As soon as he was out the door, I barricaded it with as many boxes as I could find. Which meant that when Greta arrived, five minutes later, I had to move them all over again. No waffles this time; she didn’t even ask about the elaborate barricade. Her face was red, almost as if she’d been crying.

She fell against me. I just caught her, holding her to my chest like a hurt child. Her body convulsed with silent, tearless sobs. I didn’t know what to do, except pat her on the back.
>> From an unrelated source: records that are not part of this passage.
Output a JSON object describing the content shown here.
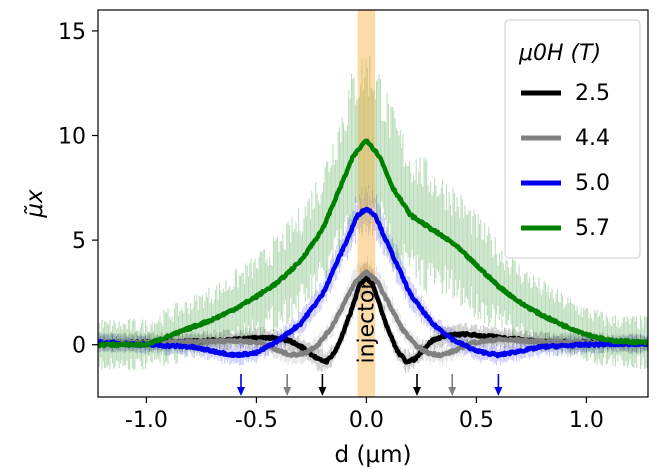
{
  "chart_data": {
    "type": "line",
    "xlabel": "d (μm)",
    "ylabel": "μ̃x",
    "xlim": [
      -1.22,
      1.28
    ],
    "ylim": [
      -2.5,
      16.0
    ],
    "x_ticks": [
      {
        "value": -1.0,
        "label": "-1.0"
      },
      {
        "value": -0.5,
        "label": "-0.5"
      },
      {
        "value": 0.0,
        "label": "0.0"
      },
      {
        "value": 0.5,
        "label": "0.5"
      },
      {
        "value": 1.0,
        "label": "1.0"
      }
    ],
    "y_ticks": [
      {
        "value": 0,
        "label": "0"
      },
      {
        "value": 5,
        "label": "5"
      },
      {
        "value": 10,
        "label": "10"
      },
      {
        "value": 15,
        "label": "15"
      }
    ],
    "legend": {
      "title": "μ0H (T)",
      "location": "upper right"
    },
    "annotation": {
      "text": "injector",
      "x": 0.0,
      "band_halfwidth": 0.04,
      "color": "#f5a623"
    },
    "series": [
      {
        "name": "2.5",
        "color": "#000000",
        "x": [
          -1.2,
          -1.0,
          -0.8,
          -0.6,
          -0.45,
          -0.35,
          -0.28,
          -0.22,
          -0.18,
          -0.14,
          -0.1,
          -0.06,
          -0.03,
          0.0,
          0.03,
          0.06,
          0.1,
          0.14,
          0.18,
          0.22,
          0.26,
          0.3,
          0.36,
          0.45,
          0.6,
          0.8,
          1.0,
          1.27
        ],
        "y": [
          0.1,
          0.1,
          0.15,
          0.25,
          0.35,
          0.2,
          -0.2,
          -0.7,
          -0.8,
          -0.3,
          0.7,
          1.9,
          2.9,
          3.2,
          2.9,
          1.9,
          0.7,
          -0.3,
          -0.8,
          -0.7,
          -0.2,
          0.2,
          0.45,
          0.5,
          0.35,
          0.15,
          0.1,
          0.05
        ],
        "marker_x": 0.23,
        "marker_neg_x": -0.2
      },
      {
        "name": "4.4",
        "color": "#808080",
        "x": [
          -1.2,
          -1.0,
          -0.8,
          -0.6,
          -0.48,
          -0.4,
          -0.34,
          -0.28,
          -0.22,
          -0.16,
          -0.1,
          -0.05,
          0.0,
          0.05,
          0.1,
          0.16,
          0.22,
          0.28,
          0.34,
          0.4,
          0.48,
          0.6,
          0.8,
          1.0,
          1.27
        ],
        "y": [
          0.1,
          0.1,
          0.12,
          0.2,
          0.1,
          -0.3,
          -0.5,
          -0.4,
          0.0,
          0.8,
          2.0,
          3.0,
          3.5,
          3.0,
          2.0,
          0.8,
          0.0,
          -0.4,
          -0.5,
          -0.3,
          0.1,
          0.25,
          0.15,
          0.1,
          0.05
        ],
        "marker_x": 0.39,
        "marker_neg_x": -0.36
      },
      {
        "name": "5.0",
        "color": "#0000ee",
        "x": [
          -1.2,
          -1.0,
          -0.8,
          -0.7,
          -0.6,
          -0.5,
          -0.4,
          -0.3,
          -0.2,
          -0.14,
          -0.08,
          -0.04,
          0.0,
          0.04,
          0.08,
          0.14,
          0.2,
          0.3,
          0.4,
          0.5,
          0.6,
          0.7,
          0.8,
          1.0,
          1.27
        ],
        "y": [
          0.1,
          0.0,
          -0.1,
          -0.3,
          -0.5,
          -0.4,
          0.2,
          1.0,
          2.4,
          3.8,
          5.2,
          6.2,
          6.5,
          6.2,
          5.2,
          3.8,
          2.4,
          1.0,
          0.2,
          -0.3,
          -0.5,
          -0.3,
          -0.1,
          0.0,
          0.05
        ],
        "marker_x": 0.6,
        "marker_neg_x": -0.57
      },
      {
        "name": "5.7",
        "color": "#008000",
        "x": [
          -1.2,
          -1.0,
          -0.9,
          -0.8,
          -0.7,
          -0.6,
          -0.5,
          -0.4,
          -0.3,
          -0.2,
          -0.12,
          -0.06,
          0.0,
          0.06,
          0.12,
          0.2,
          0.3,
          0.4,
          0.5,
          0.6,
          0.7,
          0.8,
          0.9,
          1.0,
          1.1,
          1.27
        ],
        "y": [
          0.0,
          0.0,
          0.4,
          0.8,
          1.2,
          1.7,
          2.3,
          3.0,
          4.0,
          5.5,
          7.5,
          9.0,
          9.8,
          9.0,
          7.5,
          6.2,
          5.5,
          4.8,
          3.8,
          2.8,
          2.0,
          1.4,
          0.9,
          0.5,
          0.2,
          0.1
        ]
      }
    ]
  }
}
Then, without thinking, I started to stroke her hair.

She pulled back from me as if I’d burned her.

‘Don’t—’

I held up my hands. ‘I’m not … I wasn’t …’ Took a step back. Asked, ludicrously, ‘Are you OK?’

She stalked across the room, head held so stiff you could have cracked bricks on it. Glanced at the readouts on the machines. She still looked as if she might burst into tears — or bite someone.

‘It’s nothing.’

‘Really?’

‘I had a bad experience.’

It’s the sort of statement that ties me in knots. I want to help, but I’m petrified of being thought intrusive. A very English problem. I’ve always envied the people who can just throw their arms around complete strangers without analysing it from twenty different angles.

‘Do you want to talk about it?’ I tried.

‘No.’ She flexed her fingers, as if imagining closing them around someone’s throat. ‘You know why I came here? To Utgard?’ I shook my head. ‘To get away from all the assholes.’

Something on the workbench caught her eye. She picked up one of the plastic bottles lying there, spun it in her fingers, then threw it against the wall like a fielder shying at the stumps. ‘Asshole.